Welcome to your Wednesday open thread. I have a week full of all day meetings. I can’t believe how tired sitting around and thinking all day makes you. It’s amazing. What’s going on in your life?
We had a bit of good news yesterday – a judge refused to overturn the California Prop 8 decision because the presiding judge is gay.
Chief U.S. District Court Judge James Ware’s ruling Tuesday rejected arguments that former Chief Judge Vaughn Walker would potentially benefit from declaring the ban unconstitutional.
In his 19-page decision — a response to the first attempt in the nation to disqualify a judge based on sexual orientation — Ware had a bigger message. Gay judges, he said, are just like minority and female jurists: They can be impartial, too, even in cases that might affect them.
“We all have an equal stake in a case that challenges the constitutionality of a restriction on a fundamental right,” he wrote. “The single characteristic that Judge Walker shares with the plaintiffs, albeit one that might not have been shared with the majority of Californians, gave him no greater interest in a proper decision on the merits than would exist for any other judge or citizen.”
This is good news! I think it sets a terrible precedent – that only straight white male judges are impartial (like they have no stake in society). This was the same arguments used in opposition to Sonia Sotomayor and her “wise Latina” remark. How dare she imply that she could make better decisions than white men. It was also implicit in the sly innuendos that she was somehow dumber than other justices, despite her impeccable credentials.
You’ve probably already heard this, but yesterday the Wisconsin Supreme Court upheld the Walker union-busting budget. The money the RW had to pour into the Supreme Court race paid off, David Prosser was in the majority on the decision.

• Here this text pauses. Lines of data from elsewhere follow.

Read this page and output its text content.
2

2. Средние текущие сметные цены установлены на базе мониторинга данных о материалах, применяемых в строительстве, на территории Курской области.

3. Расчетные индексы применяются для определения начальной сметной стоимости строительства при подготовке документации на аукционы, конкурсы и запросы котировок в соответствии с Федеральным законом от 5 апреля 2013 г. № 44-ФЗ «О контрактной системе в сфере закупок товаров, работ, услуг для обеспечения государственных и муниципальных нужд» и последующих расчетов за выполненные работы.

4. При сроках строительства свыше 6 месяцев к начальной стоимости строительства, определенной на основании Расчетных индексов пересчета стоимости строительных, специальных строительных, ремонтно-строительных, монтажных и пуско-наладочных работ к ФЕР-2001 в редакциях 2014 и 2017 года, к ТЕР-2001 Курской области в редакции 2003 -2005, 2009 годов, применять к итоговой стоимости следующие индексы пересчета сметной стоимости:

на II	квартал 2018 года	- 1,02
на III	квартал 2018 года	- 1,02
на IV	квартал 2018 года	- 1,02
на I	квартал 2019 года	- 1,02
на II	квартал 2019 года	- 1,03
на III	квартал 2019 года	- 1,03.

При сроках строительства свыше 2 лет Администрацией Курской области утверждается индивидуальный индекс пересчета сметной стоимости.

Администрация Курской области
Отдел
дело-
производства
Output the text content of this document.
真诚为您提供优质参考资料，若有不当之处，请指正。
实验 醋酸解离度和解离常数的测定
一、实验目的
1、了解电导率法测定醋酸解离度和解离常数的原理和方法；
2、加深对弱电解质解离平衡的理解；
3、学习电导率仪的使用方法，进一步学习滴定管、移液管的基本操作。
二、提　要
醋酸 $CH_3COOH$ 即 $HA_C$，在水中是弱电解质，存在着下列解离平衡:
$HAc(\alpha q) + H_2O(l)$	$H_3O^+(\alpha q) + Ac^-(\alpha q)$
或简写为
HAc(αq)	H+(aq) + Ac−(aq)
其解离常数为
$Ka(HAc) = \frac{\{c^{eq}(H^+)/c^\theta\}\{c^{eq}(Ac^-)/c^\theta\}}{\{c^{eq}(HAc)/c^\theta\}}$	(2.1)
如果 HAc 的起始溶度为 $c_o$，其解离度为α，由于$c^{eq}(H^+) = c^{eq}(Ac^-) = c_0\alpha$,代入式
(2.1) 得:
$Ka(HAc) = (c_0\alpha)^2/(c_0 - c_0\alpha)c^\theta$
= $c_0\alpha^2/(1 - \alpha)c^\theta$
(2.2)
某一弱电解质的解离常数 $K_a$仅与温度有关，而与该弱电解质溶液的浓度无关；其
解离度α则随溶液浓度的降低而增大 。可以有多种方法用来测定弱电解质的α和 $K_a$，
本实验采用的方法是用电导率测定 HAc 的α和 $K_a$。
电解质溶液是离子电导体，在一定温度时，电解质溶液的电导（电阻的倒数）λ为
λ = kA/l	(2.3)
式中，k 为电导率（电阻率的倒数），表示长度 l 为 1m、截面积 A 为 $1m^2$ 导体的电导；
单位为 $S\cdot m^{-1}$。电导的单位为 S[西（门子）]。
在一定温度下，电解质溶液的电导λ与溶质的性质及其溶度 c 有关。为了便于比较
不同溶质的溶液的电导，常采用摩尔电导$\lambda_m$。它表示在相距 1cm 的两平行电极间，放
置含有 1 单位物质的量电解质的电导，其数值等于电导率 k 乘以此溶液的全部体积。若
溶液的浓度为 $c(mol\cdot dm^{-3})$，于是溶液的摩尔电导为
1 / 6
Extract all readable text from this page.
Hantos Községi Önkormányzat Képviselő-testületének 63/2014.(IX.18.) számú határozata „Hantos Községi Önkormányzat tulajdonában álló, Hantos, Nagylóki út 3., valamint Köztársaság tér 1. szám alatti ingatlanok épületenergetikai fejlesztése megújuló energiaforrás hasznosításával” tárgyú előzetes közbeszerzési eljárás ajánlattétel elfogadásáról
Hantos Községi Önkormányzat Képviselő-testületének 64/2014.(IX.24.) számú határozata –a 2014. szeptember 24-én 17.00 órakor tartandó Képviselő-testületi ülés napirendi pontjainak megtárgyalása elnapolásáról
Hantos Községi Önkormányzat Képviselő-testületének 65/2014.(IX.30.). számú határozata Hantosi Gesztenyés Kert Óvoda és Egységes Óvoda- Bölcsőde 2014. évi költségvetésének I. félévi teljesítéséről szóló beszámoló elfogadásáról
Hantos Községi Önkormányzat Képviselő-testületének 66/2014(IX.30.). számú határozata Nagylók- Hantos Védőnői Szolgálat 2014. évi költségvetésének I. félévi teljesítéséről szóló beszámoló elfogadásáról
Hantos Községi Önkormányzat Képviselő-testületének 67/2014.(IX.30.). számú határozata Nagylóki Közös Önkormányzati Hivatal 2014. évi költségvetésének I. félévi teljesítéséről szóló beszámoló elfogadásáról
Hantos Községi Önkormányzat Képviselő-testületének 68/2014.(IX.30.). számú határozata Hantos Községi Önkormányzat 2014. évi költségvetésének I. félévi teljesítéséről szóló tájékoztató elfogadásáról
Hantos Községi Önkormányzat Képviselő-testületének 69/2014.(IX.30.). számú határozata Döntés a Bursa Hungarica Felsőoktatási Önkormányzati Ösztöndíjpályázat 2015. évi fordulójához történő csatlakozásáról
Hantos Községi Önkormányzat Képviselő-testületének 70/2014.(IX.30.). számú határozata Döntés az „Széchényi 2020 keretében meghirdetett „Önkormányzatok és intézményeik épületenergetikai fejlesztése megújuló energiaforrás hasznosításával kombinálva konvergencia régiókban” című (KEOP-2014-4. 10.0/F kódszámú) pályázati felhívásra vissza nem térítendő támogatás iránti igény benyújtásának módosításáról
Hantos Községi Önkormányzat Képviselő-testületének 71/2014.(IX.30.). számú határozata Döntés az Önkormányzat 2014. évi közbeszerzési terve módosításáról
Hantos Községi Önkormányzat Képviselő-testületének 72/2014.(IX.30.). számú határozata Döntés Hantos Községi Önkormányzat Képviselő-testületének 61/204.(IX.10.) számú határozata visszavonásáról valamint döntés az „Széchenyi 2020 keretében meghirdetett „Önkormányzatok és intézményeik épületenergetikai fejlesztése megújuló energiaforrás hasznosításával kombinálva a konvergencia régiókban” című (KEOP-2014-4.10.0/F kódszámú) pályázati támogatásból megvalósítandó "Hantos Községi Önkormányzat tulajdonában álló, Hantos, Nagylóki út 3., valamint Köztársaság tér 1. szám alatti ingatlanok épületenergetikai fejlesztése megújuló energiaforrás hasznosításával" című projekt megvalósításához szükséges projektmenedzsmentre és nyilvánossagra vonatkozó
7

A Dane County judge overstepped her authority when she voided Gov. Scott Walker’s measure limiting public sector collective bargaining, the state Supreme Court ruled Tuesday in a fractious 4-3 decision.
In a nine-page decision — followed by about 60 pages of concurring and dissenting opinions — the court’s conservative majority said Dane County Circuit Judge Maryann Sumi “usurped the legislative power which the Wisconsin constitution grants exclusively to the Legislature” when she voided the law.
I don’t think this means that it’s over, but it’s going to be a lot more difficult to overturn this ruling. The only upside I see is that the decision should keep the Walker budget and worker’s rights in the spotlight for the recall elections.